Correcting Sample Selection Bias: Practical Challenges
Conference
65th ISI World Statistics Congress 2025
Format: CPS Poster - WSC 2025
Keywords: data integration, nonprobability sample, sample selection bias, weighting
Abstract
Research on correcting sample selection bias in a nonprobability sample is blooming and many approaches for doing this have been proposed in recent literature. One often-used method is assigning a set of pseudo weights to the units in the nonprobability sample. The pseudo weights may then be treated as survey weights. The pseudo weights can be constructed by, for example, estimating the inclusion probabilities of the nonprobability sample with a reference probability sample that shares some common auxiliary variables. However, constructing pseudo weights faces several practical challenges.
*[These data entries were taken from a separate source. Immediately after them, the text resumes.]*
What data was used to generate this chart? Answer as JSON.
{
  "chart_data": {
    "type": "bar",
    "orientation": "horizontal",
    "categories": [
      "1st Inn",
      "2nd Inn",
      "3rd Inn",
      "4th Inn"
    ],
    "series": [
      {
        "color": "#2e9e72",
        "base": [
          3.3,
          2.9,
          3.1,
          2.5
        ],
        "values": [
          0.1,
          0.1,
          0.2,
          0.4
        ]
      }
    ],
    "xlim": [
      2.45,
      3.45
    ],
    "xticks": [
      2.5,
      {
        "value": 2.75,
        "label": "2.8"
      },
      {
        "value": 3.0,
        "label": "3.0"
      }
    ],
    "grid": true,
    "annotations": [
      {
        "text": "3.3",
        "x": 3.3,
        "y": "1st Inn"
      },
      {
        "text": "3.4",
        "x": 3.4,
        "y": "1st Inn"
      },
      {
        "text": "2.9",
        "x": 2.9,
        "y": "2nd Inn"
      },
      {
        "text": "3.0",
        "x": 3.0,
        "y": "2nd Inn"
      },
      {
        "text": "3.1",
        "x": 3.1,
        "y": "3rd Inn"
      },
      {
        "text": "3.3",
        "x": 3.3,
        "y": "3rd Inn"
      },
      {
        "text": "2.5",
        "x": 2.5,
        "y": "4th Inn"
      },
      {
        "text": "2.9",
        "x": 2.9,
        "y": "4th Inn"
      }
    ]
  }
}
For example, approaches for model selection in standard statistical analysis (i.e., assuming an i.i.d. sample or a known sampling mechanism) may not be useful. Also, often the nonprobability sample is much larger than the reference probability sample, which may result in a large variation in the pseudo weights. When besides a reference probability sample with common auxiliary variables also (aggregated) results for the target variable of interest based on a probability sample are available, estimates based on the pseudo weights, e.g., for small areas, may be further improved upon. In this presentation, we will share how we try to address these challenges and present simulation results as proof of concept.